Segundo a Chainalysis, mais de metade dos fluxos ilícitos identificados em exchanges brasileiras em 2025 está ligada a redes chinesas de lavagem de dinheiro, evasores de sanções russos e operações associadas a cartéis.

O Brasil é o maior mercado de criptomoedas da América Latina. Segundo a nova análise da Chainalysis, entre julho de 2024 e junho de 2025, o país recebeu cerca de US$ 318 bilhões em valor on-chain, o equivalente a aproximadamente um terço do volume recebido na América Latina.

De acordo com a empresa, o crescimento do mercado brasileiro vem sendo acompanhado pela exposição às mesmas categorias de ameaça que hoje definem o cenário global das criptomoedas ilícitas, como a lavagem de dinheiro.

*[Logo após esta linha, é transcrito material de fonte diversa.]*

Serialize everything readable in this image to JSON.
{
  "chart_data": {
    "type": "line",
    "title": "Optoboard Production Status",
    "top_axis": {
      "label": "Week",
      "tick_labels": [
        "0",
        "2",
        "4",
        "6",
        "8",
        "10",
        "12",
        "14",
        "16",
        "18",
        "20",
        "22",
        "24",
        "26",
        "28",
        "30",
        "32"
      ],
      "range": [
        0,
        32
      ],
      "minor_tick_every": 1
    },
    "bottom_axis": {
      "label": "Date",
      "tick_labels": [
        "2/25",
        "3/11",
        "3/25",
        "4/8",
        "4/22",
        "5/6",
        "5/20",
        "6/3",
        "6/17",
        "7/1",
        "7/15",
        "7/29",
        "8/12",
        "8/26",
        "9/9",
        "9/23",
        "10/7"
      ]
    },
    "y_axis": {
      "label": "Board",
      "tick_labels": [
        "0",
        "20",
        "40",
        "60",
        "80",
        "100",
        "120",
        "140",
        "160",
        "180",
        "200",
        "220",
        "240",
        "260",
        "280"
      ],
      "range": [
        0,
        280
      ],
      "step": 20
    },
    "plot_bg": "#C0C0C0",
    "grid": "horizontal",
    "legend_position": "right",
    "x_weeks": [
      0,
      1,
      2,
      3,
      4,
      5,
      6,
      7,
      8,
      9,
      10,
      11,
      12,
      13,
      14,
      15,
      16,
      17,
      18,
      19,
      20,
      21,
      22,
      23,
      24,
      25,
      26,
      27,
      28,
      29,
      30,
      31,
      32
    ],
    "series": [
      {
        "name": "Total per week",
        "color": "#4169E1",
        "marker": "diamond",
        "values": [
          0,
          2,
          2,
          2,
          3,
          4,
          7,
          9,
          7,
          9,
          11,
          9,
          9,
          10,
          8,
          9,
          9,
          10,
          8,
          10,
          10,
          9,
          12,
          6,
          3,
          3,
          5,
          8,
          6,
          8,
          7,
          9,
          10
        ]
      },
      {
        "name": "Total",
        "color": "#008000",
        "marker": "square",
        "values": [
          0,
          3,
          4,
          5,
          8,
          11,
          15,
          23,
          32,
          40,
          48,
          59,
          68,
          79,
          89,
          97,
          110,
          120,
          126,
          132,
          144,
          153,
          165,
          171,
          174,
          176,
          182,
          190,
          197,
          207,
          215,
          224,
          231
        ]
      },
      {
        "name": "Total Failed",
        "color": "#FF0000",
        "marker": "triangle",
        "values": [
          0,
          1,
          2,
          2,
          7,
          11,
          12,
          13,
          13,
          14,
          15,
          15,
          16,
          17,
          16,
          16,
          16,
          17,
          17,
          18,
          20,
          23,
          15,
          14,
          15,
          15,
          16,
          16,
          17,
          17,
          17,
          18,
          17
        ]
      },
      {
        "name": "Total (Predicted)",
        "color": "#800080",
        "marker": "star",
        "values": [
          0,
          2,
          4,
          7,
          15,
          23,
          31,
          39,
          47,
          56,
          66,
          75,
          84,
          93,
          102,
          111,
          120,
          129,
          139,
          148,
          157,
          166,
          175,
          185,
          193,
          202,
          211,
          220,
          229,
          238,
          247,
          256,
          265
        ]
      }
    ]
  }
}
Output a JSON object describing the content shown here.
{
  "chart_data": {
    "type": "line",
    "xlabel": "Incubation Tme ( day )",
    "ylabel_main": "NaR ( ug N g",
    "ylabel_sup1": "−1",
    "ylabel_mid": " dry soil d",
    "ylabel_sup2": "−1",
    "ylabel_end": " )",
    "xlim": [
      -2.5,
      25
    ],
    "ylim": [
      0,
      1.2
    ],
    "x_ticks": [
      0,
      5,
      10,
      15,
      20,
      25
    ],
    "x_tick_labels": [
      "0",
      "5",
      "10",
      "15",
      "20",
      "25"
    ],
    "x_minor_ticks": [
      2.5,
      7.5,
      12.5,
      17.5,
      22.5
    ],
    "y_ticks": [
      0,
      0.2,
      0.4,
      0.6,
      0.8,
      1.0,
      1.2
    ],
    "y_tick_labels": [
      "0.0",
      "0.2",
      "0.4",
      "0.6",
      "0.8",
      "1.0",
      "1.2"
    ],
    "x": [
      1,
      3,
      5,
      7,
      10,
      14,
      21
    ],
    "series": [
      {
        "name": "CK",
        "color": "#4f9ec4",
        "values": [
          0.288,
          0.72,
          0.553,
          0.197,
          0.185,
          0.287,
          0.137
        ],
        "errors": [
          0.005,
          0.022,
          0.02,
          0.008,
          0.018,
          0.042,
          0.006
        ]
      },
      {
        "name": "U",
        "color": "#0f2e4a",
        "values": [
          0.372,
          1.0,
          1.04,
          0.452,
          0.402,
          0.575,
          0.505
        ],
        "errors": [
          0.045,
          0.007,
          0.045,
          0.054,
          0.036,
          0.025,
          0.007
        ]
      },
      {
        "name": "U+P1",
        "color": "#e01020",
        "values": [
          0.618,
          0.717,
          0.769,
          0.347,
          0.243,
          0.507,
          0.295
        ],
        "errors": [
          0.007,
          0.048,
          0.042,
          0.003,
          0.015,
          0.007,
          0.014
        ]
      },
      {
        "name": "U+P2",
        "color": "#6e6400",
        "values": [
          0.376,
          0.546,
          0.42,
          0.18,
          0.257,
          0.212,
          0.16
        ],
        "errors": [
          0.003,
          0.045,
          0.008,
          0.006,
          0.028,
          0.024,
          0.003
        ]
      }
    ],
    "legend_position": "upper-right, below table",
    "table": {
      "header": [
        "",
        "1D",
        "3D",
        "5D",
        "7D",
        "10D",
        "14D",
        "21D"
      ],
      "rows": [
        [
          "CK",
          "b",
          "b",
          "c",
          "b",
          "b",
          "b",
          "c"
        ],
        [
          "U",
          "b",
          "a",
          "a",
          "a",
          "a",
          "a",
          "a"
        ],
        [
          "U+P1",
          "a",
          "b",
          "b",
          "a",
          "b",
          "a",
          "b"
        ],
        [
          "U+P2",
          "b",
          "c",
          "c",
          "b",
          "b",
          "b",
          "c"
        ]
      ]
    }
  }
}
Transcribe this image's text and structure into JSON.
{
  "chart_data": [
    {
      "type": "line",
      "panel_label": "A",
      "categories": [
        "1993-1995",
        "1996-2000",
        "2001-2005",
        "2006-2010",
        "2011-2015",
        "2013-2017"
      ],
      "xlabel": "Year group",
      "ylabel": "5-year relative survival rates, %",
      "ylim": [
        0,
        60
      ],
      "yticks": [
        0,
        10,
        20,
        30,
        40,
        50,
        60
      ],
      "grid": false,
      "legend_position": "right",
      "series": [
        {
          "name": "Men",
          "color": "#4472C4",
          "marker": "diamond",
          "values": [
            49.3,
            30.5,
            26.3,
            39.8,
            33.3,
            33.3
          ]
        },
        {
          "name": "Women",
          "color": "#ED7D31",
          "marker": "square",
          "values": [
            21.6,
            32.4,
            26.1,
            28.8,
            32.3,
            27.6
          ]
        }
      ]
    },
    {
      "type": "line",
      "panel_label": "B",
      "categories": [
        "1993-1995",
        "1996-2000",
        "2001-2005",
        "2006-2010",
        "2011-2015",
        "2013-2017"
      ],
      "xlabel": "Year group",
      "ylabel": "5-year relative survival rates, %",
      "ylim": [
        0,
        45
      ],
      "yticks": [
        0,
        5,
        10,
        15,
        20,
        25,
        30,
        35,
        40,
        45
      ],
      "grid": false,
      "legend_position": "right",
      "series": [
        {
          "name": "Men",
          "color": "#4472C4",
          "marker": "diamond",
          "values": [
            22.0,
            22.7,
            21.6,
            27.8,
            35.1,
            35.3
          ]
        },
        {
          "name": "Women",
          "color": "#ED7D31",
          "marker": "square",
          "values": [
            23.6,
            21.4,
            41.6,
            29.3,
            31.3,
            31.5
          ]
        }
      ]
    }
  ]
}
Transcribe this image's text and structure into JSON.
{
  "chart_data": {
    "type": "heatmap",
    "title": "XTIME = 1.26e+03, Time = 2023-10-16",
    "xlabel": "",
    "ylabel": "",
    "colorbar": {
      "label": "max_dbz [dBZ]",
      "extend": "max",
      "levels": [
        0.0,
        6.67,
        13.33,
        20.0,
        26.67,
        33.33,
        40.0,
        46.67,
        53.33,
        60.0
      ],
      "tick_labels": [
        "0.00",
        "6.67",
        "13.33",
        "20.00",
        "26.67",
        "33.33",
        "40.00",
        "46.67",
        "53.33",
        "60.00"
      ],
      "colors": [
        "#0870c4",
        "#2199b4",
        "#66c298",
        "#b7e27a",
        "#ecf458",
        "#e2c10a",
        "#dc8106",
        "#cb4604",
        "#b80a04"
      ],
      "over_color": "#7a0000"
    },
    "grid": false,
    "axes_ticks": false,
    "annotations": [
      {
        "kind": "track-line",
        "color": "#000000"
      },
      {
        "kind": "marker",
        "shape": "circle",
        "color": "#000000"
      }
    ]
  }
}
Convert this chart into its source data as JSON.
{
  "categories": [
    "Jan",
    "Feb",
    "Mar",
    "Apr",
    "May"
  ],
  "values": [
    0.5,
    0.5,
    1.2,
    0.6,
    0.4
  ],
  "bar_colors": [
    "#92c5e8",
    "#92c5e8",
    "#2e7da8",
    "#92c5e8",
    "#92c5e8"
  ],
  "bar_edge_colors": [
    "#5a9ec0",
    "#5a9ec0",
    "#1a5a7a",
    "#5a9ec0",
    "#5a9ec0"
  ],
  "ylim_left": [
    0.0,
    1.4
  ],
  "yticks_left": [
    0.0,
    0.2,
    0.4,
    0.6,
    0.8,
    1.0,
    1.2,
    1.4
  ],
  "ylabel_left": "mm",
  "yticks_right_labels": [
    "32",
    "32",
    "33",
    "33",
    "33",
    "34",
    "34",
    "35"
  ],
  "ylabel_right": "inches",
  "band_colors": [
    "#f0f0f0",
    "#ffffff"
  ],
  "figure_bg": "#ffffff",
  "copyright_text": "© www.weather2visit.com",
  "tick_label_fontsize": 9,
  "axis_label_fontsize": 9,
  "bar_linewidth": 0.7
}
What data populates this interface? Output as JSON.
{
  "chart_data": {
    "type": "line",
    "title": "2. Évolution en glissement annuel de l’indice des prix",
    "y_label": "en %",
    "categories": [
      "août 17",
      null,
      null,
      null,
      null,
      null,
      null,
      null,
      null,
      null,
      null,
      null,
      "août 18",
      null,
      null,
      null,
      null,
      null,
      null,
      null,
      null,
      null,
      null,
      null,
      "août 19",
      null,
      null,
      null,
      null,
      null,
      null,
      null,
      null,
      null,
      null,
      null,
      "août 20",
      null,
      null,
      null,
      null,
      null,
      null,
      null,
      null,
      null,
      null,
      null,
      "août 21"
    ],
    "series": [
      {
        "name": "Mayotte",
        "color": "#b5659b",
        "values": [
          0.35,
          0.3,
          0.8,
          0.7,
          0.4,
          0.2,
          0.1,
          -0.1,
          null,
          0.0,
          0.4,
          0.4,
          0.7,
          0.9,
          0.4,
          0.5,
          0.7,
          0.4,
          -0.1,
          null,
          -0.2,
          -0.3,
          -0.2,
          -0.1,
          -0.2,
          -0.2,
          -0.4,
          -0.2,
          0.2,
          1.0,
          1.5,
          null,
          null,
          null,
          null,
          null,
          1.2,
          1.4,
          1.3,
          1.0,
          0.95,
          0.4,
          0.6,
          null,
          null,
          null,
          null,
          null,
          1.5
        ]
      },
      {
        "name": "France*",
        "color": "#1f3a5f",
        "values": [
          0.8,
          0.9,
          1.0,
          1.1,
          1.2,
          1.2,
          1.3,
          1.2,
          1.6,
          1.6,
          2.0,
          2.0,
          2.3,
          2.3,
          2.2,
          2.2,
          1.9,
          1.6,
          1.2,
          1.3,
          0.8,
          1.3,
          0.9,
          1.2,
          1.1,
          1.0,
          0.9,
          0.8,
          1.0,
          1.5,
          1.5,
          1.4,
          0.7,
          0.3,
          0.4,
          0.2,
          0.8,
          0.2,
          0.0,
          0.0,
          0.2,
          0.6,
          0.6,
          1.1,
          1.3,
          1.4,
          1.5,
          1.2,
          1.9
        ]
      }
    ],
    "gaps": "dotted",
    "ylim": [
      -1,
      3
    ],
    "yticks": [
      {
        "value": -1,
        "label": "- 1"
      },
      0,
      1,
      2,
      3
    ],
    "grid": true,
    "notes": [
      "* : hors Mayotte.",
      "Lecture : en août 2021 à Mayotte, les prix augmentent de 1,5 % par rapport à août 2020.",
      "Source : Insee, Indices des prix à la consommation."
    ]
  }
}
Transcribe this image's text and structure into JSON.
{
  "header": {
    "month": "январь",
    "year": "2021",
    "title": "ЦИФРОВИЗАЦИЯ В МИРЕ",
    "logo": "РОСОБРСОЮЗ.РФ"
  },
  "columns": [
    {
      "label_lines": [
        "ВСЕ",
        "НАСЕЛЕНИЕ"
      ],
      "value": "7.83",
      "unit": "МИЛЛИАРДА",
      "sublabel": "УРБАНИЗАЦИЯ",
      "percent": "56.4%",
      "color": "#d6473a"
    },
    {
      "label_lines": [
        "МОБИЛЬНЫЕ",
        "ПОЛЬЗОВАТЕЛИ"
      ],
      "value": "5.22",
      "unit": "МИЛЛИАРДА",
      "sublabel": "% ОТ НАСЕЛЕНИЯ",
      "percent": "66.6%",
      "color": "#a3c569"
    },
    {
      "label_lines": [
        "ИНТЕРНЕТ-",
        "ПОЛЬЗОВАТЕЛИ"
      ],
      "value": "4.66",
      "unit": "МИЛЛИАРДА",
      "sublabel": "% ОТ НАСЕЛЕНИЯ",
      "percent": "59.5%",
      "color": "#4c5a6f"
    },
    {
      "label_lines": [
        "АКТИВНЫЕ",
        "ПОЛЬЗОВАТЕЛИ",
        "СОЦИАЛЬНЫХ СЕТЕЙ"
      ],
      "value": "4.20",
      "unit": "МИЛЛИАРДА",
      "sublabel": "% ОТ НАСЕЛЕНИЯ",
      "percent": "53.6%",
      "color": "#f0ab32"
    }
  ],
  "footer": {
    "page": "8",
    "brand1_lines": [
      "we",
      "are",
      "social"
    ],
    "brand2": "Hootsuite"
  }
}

Redes de lavagem de dinheiro operadas em língua chinesa (CMLNs), entidades ligadas à evasão de sanções russas e organizações associadas ao tráfico de drogas já estabeleceram presença significativa nas exchanges brasileiras. Essas três categorias, sozinhas, responderam por mais de 50% dos fluxos ilícitos identificados em exchanges brasileiras selecionadas em 2025.

Segundo a análise, o que torna a situação brasileira particularmente relevante é que as três principais categorias globais de ameaça convergem no país. Entre 2024 e 2025, a lavagem de dinheiro relacionada a cartéis emergiu como a maior categoria identificada de fluxos ilícitos, refletindo a posição geográfica do Brasil tanto como corredor de trânsito de drogas quanto como mercado de destino.

Fluxos vinculados às redes de lavagem de dinheiro operadas em língua chinesa apareceram de forma consistente ao longo do período analisado, conectando exchanges brasileiras à mesma infraestrutura global utilizada por grupos criminosos em diferentes partes do mundo. A análise também aponta que serviços relacionados à Rússia e entidades sujeitas a sanções internacionais tornaram-se componentes mais visíveis desses fluxos, especialmente em 2024 e 2025.

Segundo a Chainalysis, esses dados refletem a natureza global do crime com criptomoedas e não constituem um julgamento sobre a postura de conformidade de qualquer exchange individual. Redes criminosas que atuam além das fronteiras direcionam recursos para quaisquer rampas de entrada e saída que ofereçam acesso, e o tamanho e crescimento do mercado brasileiro o tornam um alvo atrativo.